MD simulations of apo-TagA^CMand the TagA^CM:UDP–ManNAc complex.A, a plot showing the root mean square fluctuation (RMSF) differences of TagA backbone coordinates during apo and complex MD simulations. B, representative clusters of the apo-TagA^CM simulation showing the fluctuations of the C-terminal tail (CTT). The surface of the core domain is colored gray, residues within the catalytic pocket are colored orange, and helices H10'–H12' in the CTT are colored based on their positioning (“in state” [blue, C] or “out state” [red, D]). The UDP–ManNAc binding surface is indicated by yellow arrows. E, representative clusters of the TagA^CM:UDP–ManNAc complex simulation. The H10' and H11' helices are stable and pack against the core in a conformation that resembles the “in state” observed in the simulation of apo-TagA^CM. The CTT for each cluster is represented in cartoon format and shaded from light blue to green. F, the surface representation of the primary cluster (cyan) from the complex simulation. Coloring as in panels (B–D). Conserved CTT arginine residues (R214, R221, and R224) are colored purple. G, enzyme–substrate contacts observed in the MD simulation of the TagA^CM:UDP–ManNAc complex. In the two most populated clusters in the trajectory (cluster 1, 51% of the trajectory, cyan; cluster 2, 25% of the trajectory, green), the diphosphate group in UDP–ManNAc interacts with two highly conserved arginine residues, R221 and R224. ManNAc, N-acetyl-d-mannosamine; MD, molecular dynamics.

Figure 6

Enzyme activities of TagA variants.A, schematic of the in vitro enzyme-coupled TagA activity assay.

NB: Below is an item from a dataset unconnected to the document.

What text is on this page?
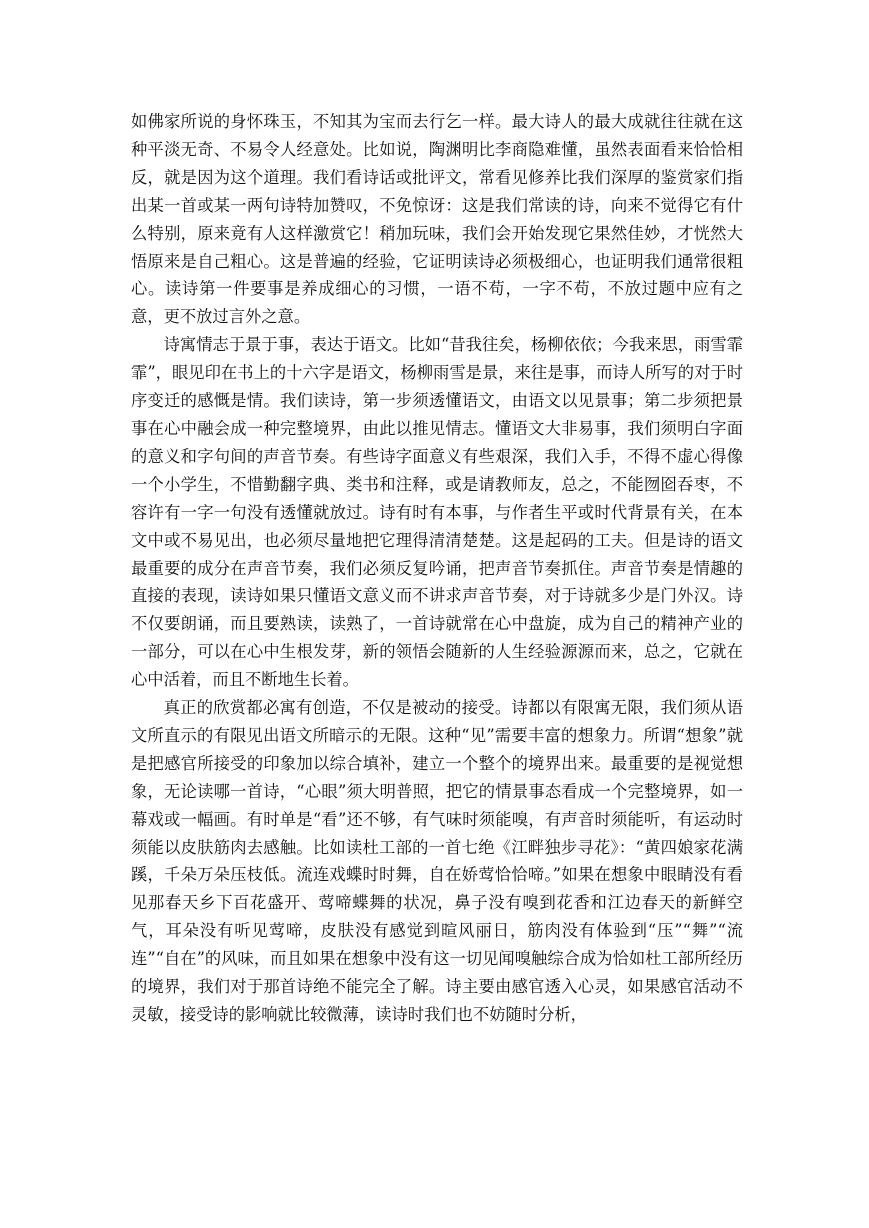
如佛家所说的身怀珠玉，不知其为宝而去行乞一样。最大诗人的最大成就往往就在这种平淡无奇、不易令人经意处。比如说，陶渊明比李商隐难懂，虽然表面看来恰恰相反，就是因为这个道理。我们看诗话或批评文，常看见修养比我们深厚的鉴赏家们指出某一首或某一两句诗特加赞叹，不免惊讶：这是我们常读的诗，向来不觉得它有什么特别，原来竟有人这样激赏它！稍加玩味，我们会开始发现它果然佳妙，才恍然大悟原来是自己粗心。这是普遍的经验，它证明读诗必须极细心，也证明我们通常很粗心。读诗第一件要事是养成细心的习惯，一语不苟，一字不苟，不放过题中应有之意，更不放过言外之意。

诗寓情志于景于事，表达于语文。比如“昔我往矣，杨柳依依；今我来思，雨雪霏霏”，眼见印在书上的十六字是语文，杨柳雨雪是景，来往是事，而诗人所写的对于时序变迁的感慨是情。我们读诗，第一步须透懂语文，由语文以见景事；第二步须把景事在心中融会成一种完整境界，由此以推见情志。懂语文大非易事，我们须明白字面的意义和字句间的声音节奏。有些诗字面意义有些艰深，我们入手，不得不虚心得像一个小学生，不惜勤翻字典、类书和注释，或是请教师友，总之，不能囫囵吞枣，不容许有一字一句没有透懂就放过。诗有时有本事，与作者生平或时代背景有关，在本文中或不易见出，也必须尽量地把它理得清清楚楚。这是起码的工夫。但是诗的语文最重要的成分在声音节奏，我们必须反复吟诵，把声音节奏抓住。声音节奏是情趣的直接的表现，读诗如果只懂语文意义而不讲求声音节奏，对于诗就多少是门外汉。诗不仅要朗诵，而且要熟读，读熟了，一首诗就常在心中盘旋，成为自己的精神产业的一部分，可以在心中生根发芽，新的领悟会随新的人生经验源源而来，总之，它就在心中活着，而且不断地生长着。

真正的欣赏都必寓有创造，不仅是被动的接受。诗都以有限寓无限，我们须从语文所直示的有限见出语文所暗示的无限。这种“见”需要丰富的想象力。所谓“想象”就是把感官所接受的印象加以综合填补，建立一个整个的境界出来。最重要的是视觉想象，无论读哪一首诗，“心眼”须大明普照，把它的情景事态看成一个完整境界，如一幕戏或一幅画。有时单是“看”还不够，有气味时须能嗅，有声音时须能听，有运动时须能以皮肤筋肉去感触。比如读杜工部的一首七绝《江畔独步寻花》：“黄四娘家花满蹊，千朵万朵压枝低。流连戏蝶时时舞，自在娇莺恰恰啼。”如果在想象中眼睛没有看见那春天乡下百花盛开、莺啼蝶舞的状况，鼻子没有嗅到花香和江边春天的新鲜空气，耳朵没有听见莺啼，皮肤没有感觉到暄风丽日，筋肉没有体验到“压”“舞”“流连”“自在”的风味，而且如果在想象中没有这一切见闻嗅触综合成为恰如杜工部所经历的境界，我们对于那首诗绝不能完全了解。诗主要由感官透入心灵，如果感官活动不灵敏，接受诗的影响就比较微薄，读诗时我们也不妨随时分析，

Synthetic lipid-α analog is coincubated with UDP–GlcNAc and an MnaA epimerase before addition of the TagA enzyme. UDP product accumulation is quantified by absorbance at 262 nm. B, a chart of UDP product formation for a series of variants of the Thermoanaerobacter italicus TagA enzyme following an end-point activity assay. Bars labeled “-lipid-α,” “-MnaA,” and “-TagA” indicate assays in which these components were not present. All single amino-acid substitutions were introduced in the native full-length TagA enzyme. Each experiment was performed in technical triplicate, and error bars represent the standard deviation of measurements. The statistical significance (p value) between native TagA and variant activity datasets was determined using the Analysis ToolPak in Microsoft Excel. Asterisks indicate the statistical significance between the activity of native TagA and variant datasets (∗p < 0.005, ∗∗p < 0.0001, and ns). GlcNAc, N-acetyl-d-glucosamine; ns, not significant.

Figure 7

Native MS studies of micelle binding by TagA.A, negative ion mode MS of 10 μM TagA. Deconvoluted mass spectra of TagA with varying concentrations of DDM detergent (critical micelle concentration [CMC]: 170 μM) are shown with monomeric and dimeric peaks identified. B, proposed model of membrane association by TagA based on the results of experimental and computational studies. In solution, TagA exists in a monomer–dimer equilibrium. When a membrane is present, a hydrophobic patch on the CTT that exists only in the monomeric form of the enzyme favorably interacts with the membrane and is stabilizing. As a monomer on the membrane, TagA is poised to bind to its lipid-α substrate. CTT, C-terminal tail; DDM, n-dodecyl-β-d-maltoside.